Au milieu de l’image, un symbole lumineux représentant un cadenas numérique fluo. En arrière-plan, image abstraite d’une piste conductrice et des circuits dont les tons bleus et roses font allusion à la complexité et à l’étroit réseau des systèmes numériques.
Photo: Shutterstock

Comme le montre la mésaventure de l’UCBA de ce printemps, les organisations à but non lucratif ne sont pas épargnées par les cyberattaques. Dans l’entretien ci-après, Giuseppe Scalzi, analyste de la sécurité informatique auprès de Compass Security, explique comment procèdent les cybercriminels, quels risques existent et quelles mesures de protection il recommande, tout particulièrement aux petites organisations.

Monsieur Scalzi, en avril 2025, l’UCBA a été la cible d’une cyberattaque. En tant qu’analyste de la sécurité informatique auprès de Compass Security, vous avez accompagné étroitement notre organisation après cet incident. Votre avis sur la cyberattaque ?
Les cyberattaques ne sont depuis longtemps plus des exceptions. Ces cinq dernières années, nous avons observé une nette augmentation de ces incidents – dans les secteurs et formes d’organisations les plus divers. À noter que, dans ce cas, les cybercriminels internationaux n’ont publié aucune donnée, ce qui est atypique. Rien ne prouve qu’ils y aient renoncé parce que nous sommes une organisation à but non lucratif, mais cela illustre l’imprévisibilité de leurs agissements.
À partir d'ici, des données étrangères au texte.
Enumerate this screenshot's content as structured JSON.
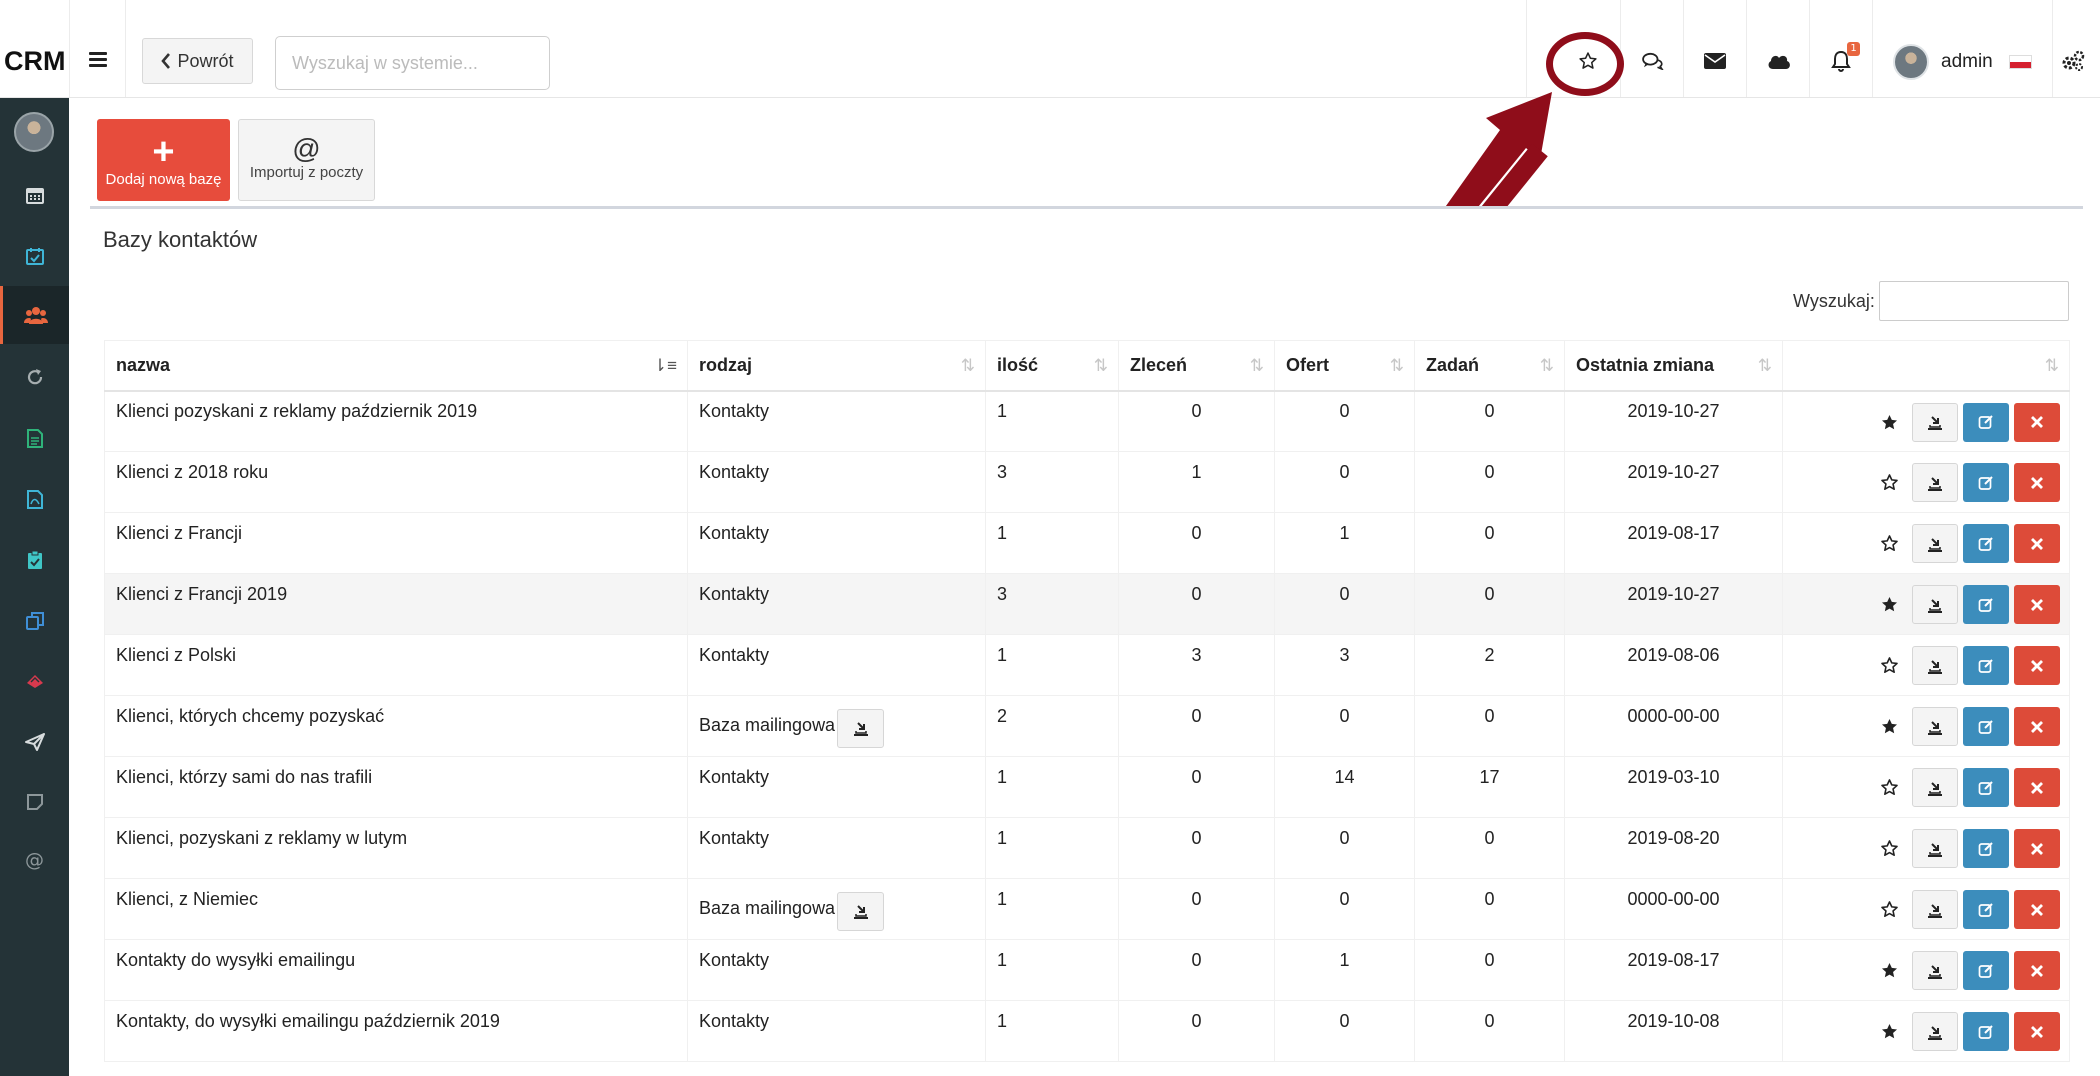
{
  "brand": "CRM",
  "topbar": {
    "back_label": "Powrót",
    "search_placeholder": "Wyszukaj w systemie...",
    "notification_count": "1",
    "user_name": "admin",
    "icons": [
      "bars-icon",
      "chevron-left-icon",
      "star-outline-icon",
      "comments-icon",
      "envelope-icon",
      "cloud-icon",
      "bell-icon",
      "cogs-icon"
    ]
  },
  "sidebar": {
    "icons": [
      "calendar-icon",
      "calendar-check-icon",
      "users-icon",
      "refresh-icon",
      "document-icon",
      "pdf-icon",
      "clipboard-icon",
      "copy-icon",
      "ticket-icon",
      "paper-plane-icon",
      "note-icon",
      "at-icon"
    ],
    "active_index": 2
  },
  "toolbar": {
    "add_label": "Dodaj nową bazę",
    "import_label": "Importuj z poczty"
  },
  "panel": {
    "title": "Bazy kontaktów",
    "search_label": "Wyszukaj:"
  },
  "table": {
    "headers": [
      "nazwa",
      "rodzaj",
      "ilość",
      "Zleceń",
      "Ofert",
      "Zadań",
      "Ostatnia zmiana",
      ""
    ],
    "rows": [
      {
        "name": "Klienci pozyskani z reklamy październik 2019",
        "type": "Kontakty",
        "count": "1",
        "orders": "0",
        "offers": "0",
        "tasks": "0",
        "changed": "2019-10-27",
        "fav": true,
        "mailing": false
      },
      {
        "name": "Klienci z 2018 roku",
        "type": "Kontakty",
        "count": "3",
        "orders": "1",
        "offers": "0",
        "tasks": "0",
        "changed": "2019-10-27",
        "fav": false,
        "mailing": false
      },
      {
        "name": "Klienci z Francji",
        "type": "Kontakty",
        "count": "1",
        "orders": "0",
        "offers": "1",
        "tasks": "0",
        "changed": "2019-08-17",
        "fav": false,
        "mailing": false
      },
      {
        "name": "Klienci z Francji 2019",
        "type": "Kontakty",
        "count": "3",
        "orders": "0",
        "offers": "0",
        "tasks": "0",
        "changed": "2019-10-27",
        "fav": true,
        "mailing": false
      },
      {
        "name": "Klienci z Polski",
        "type": "Kontakty",
        "count": "1",
        "orders": "3",
        "offers": "3",
        "tasks": "2",
        "changed": "2019-08-06",
        "fav": false,
        "mailing": false
      },
      {
        "name": "Klienci, których chcemy pozyskać",
        "type": "Baza mailingowa",
        "count": "2",
        "orders": "0",
        "offers": "0",
        "tasks": "0",
        "changed": "0000-00-00",
        "fav": true,
        "mailing": true
      },
      {
        "name": "Klienci, którzy sami do nas trafili",
        "type": "Kontakty",
        "count": "1",
        "orders": "0",
        "offers": "14",
        "tasks": "17",
        "changed": "2019-03-10",
        "fav": false,
        "mailing": false
      },
      {
        "name": "Klienci, pozyskani z reklamy w lutym",
        "type": "Kontakty",
        "count": "1",
        "orders": "0",
        "offers": "0",
        "tasks": "0",
        "changed": "2019-08-20",
        "fav": false,
        "mailing": false
      },
      {
        "name": "Klienci, z Niemiec",
        "type": "Baza mailingowa",
        "count": "1",
        "orders": "0",
        "offers": "0",
        "tasks": "0",
        "changed": "0000-00-00",
        "fav": false,
        "mailing": true
      },
      {
        "name": "Kontakty do wysyłki emailingu",
        "type": "Kontakty",
        "count": "1",
        "orders": "0",
        "offers": "1",
        "tasks": "0",
        "changed": "2019-08-17",
        "fav": true,
        "mailing": false
      },
      {
        "name": "Kontakty, do wysyłki emailingu październik 2019",
        "type": "Kontakty",
        "count": "1",
        "orders": "0",
        "offers": "0",
        "tasks": "0",
        "changed": "2019-10-08",
        "fav": true,
        "mailing": false
      }
    ],
    "highlight_row": 3
  },
  "colors": {
    "sidebar_bg": "#243337",
    "add_btn": "#e74c3c",
    "edit_btn": "#3c8dbc",
    "delete_btn": "#dd4b39",
    "annotation": "#8f0d1a",
    "badge": "#e8663f"
  }
}
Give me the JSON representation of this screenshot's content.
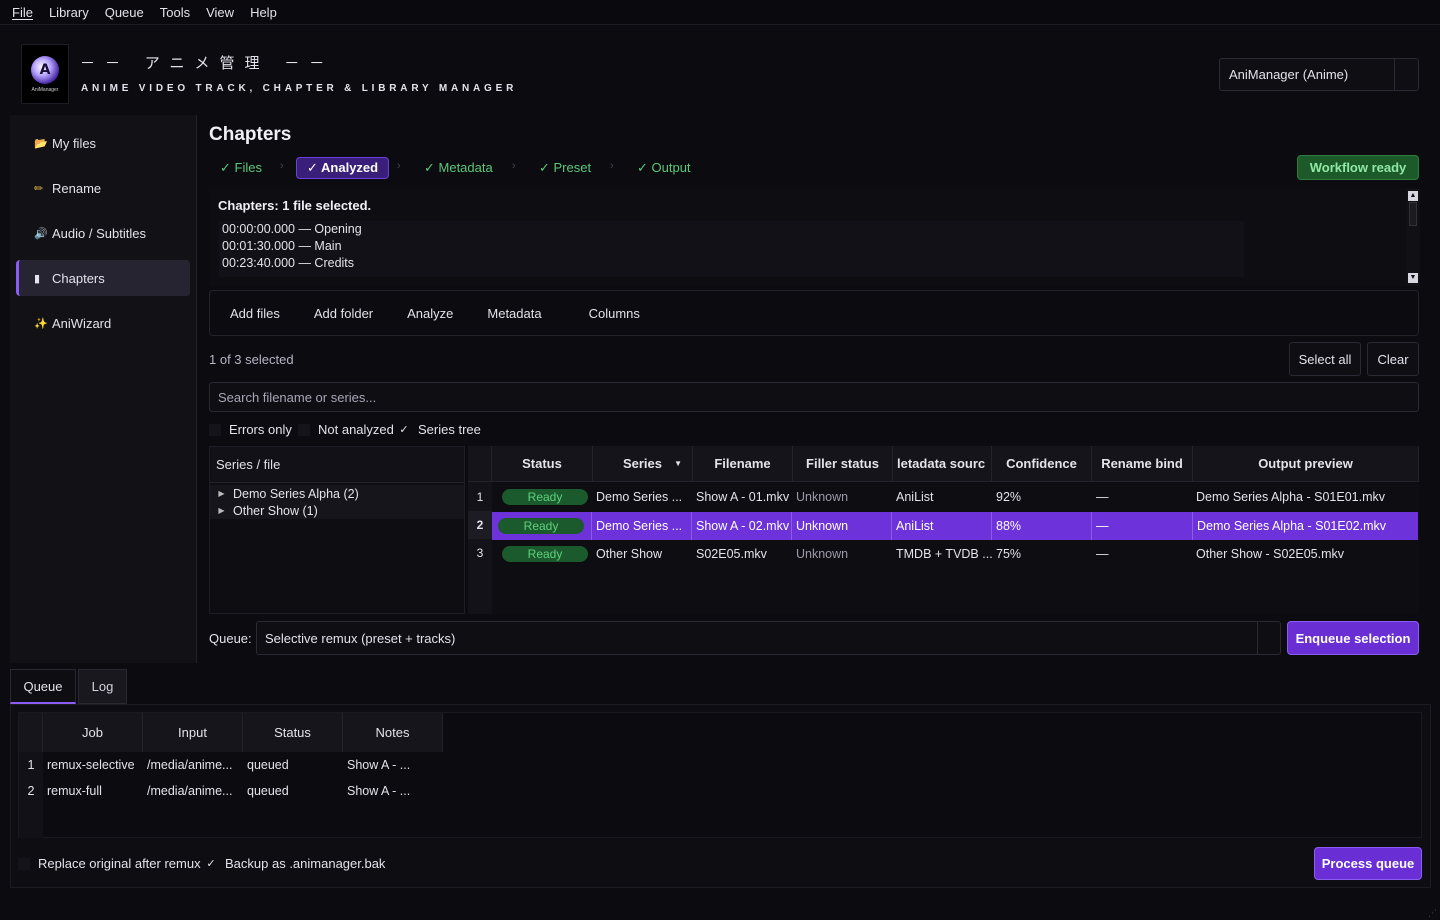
{
  "menu": [
    "File",
    "Library",
    "Queue",
    "Tools",
    "View",
    "Help"
  ],
  "header": {
    "logo_text": "AniManager",
    "jp_title": "－－ アニメ管理 －－",
    "subtitle": "ANIME VIDEO TRACK, CHAPTER & LIBRARY MANAGER",
    "profile": "AniManager (Anime)"
  },
  "sidebar": {
    "items": [
      {
        "label": "My files",
        "icon": "folder-icon"
      },
      {
        "label": "Rename",
        "icon": "pencil-icon"
      },
      {
        "label": "Audio / Subtitles",
        "icon": "speaker-icon"
      },
      {
        "label": "Chapters",
        "icon": "document-icon"
      },
      {
        "label": "AniWizard",
        "icon": "sparkle-icon"
      }
    ],
    "active": "Chapters"
  },
  "main": {
    "title": "Chapters",
    "steps": [
      {
        "label": "✓ Files",
        "state": "done"
      },
      {
        "label": "✓ Analyzed",
        "state": "active"
      },
      {
        "label": "✓ Metadata",
        "state": "done"
      },
      {
        "label": "✓ Preset",
        "state": "done"
      },
      {
        "label": "✓ Output",
        "state": "done"
      }
    ],
    "workflow_status": "Workflow ready",
    "chapters": {
      "heading": "Chapters: 1 file selected.",
      "lines": [
        "00:00:00.000 — Opening",
        "00:01:30.000 — Main",
        "00:23:40.000 — Credits"
      ]
    },
    "toolbar": [
      "Add files",
      "Add folder",
      "Analyze",
      "Metadata",
      "Columns"
    ],
    "selection_count": "1 of 3 selected",
    "select_all_label": "Select all",
    "clear_label": "Clear",
    "search_placeholder": "Search filename or series...",
    "filters": [
      {
        "label": "Errors only",
        "checked": false
      },
      {
        "label": "Not analyzed",
        "checked": false
      },
      {
        "label": "Series tree",
        "checked": true
      }
    ],
    "tree": {
      "header": "Series / file",
      "rows": [
        "Demo Series Alpha (2)",
        "Other Show (1)"
      ]
    },
    "grid": {
      "columns": [
        "Status",
        "Series",
        "Filename",
        "Filler status",
        "Metadata source",
        "Confidence",
        "Rename bind",
        "Output preview"
      ],
      "column_headers_visible": [
        "Status",
        "Series",
        "Filename",
        "Filler status",
        "letadata sourc",
        "Confidence",
        "Rename bind",
        "Output preview"
      ],
      "rows": [
        {
          "num": "1",
          "status": "Ready",
          "series": "Demo Series ...",
          "filename": "Show A - 01.mkv",
          "filler": "Unknown",
          "source": "AniList",
          "confidence": "92%",
          "bind": "—",
          "output": "Demo Series Alpha - S01E01.mkv",
          "selected": false
        },
        {
          "num": "2",
          "status": "Ready",
          "series": "Demo Series ...",
          "filename": "Show A - 02.mkv",
          "filler": "Unknown",
          "source": "AniList",
          "confidence": "88%",
          "bind": "—",
          "output": "Demo Series Alpha - S01E02.mkv",
          "selected": true
        },
        {
          "num": "3",
          "status": "Ready",
          "series": "Other Show",
          "filename": "S02E05.mkv",
          "filler": "Unknown",
          "source": "TMDB + TVDB ...",
          "confidence": "75%",
          "bind": "—",
          "output": "Other Show - S02E05.mkv",
          "selected": false
        }
      ]
    },
    "queue_label": "Queue:",
    "queue_preset": "Selective remux (preset + tracks)",
    "enqueue_label": "Enqueue selection"
  },
  "dock": {
    "tabs": [
      "Queue",
      "Log"
    ],
    "active_tab": "Queue",
    "columns": [
      "Job",
      "Input",
      "Status",
      "Notes"
    ],
    "rows": [
      {
        "num": "1",
        "job": "remux-selective",
        "input": "/media/anime...",
        "status": "queued",
        "notes": "Show A - ..."
      },
      {
        "num": "2",
        "job": "remux-full",
        "input": "/media/anime...",
        "status": "queued",
        "notes": "Show A - ..."
      }
    ],
    "options": [
      {
        "label": "Replace original after remux",
        "checked": false
      },
      {
        "label": "Backup as .animanager.bak",
        "checked": true
      }
    ],
    "process_label": "Process queue"
  },
  "colors": {
    "accent": "#6a2fd4",
    "success": "#5fd17e",
    "background": "#0c0b10"
  }
}
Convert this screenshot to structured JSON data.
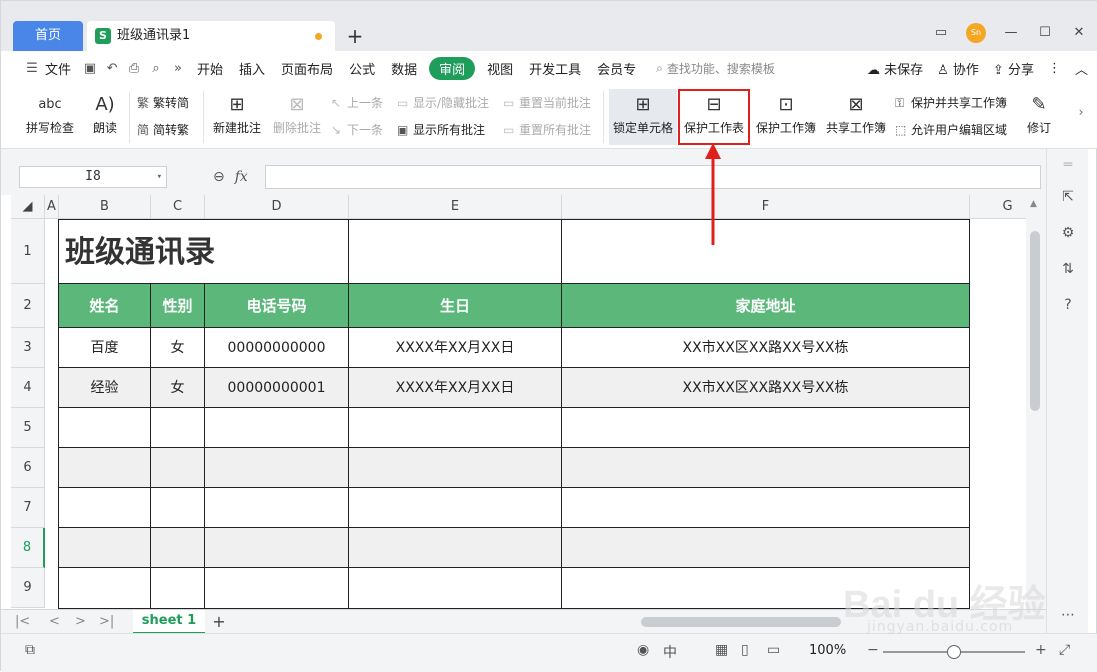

L’UCBA a-t-elle été visée délibérément ?
Probablement pas. Dans le monde entier, des groupes de hackeurs recherchent systématiquement les failles des systèmes informatiques et passent à l’action dès qu’ils détectent une brèche. La plupart des cyberattaques sont le fruit d’opportunités. Les escrocs n’ont que faire de la morale et de l’éthique, puisqu’ils n’épargnent pas même les hôpitaux fournissant des prestations vitales. Peu importe donc la taille, la branche ou l’orientation de l’entreprise. Ce qui compte pour les pirates informatiques, c’est de pouvoir pénétrer son réseau. Certains groupes se concentrent sur de très grandes organisations afin d’obtenir des rançons aussi élevées que possible grâce à des cyberattaques isolées. D’autres se spécialisent dans les petites et moyennes entreprises (PME) et misent sur le grand nombre d’attaques.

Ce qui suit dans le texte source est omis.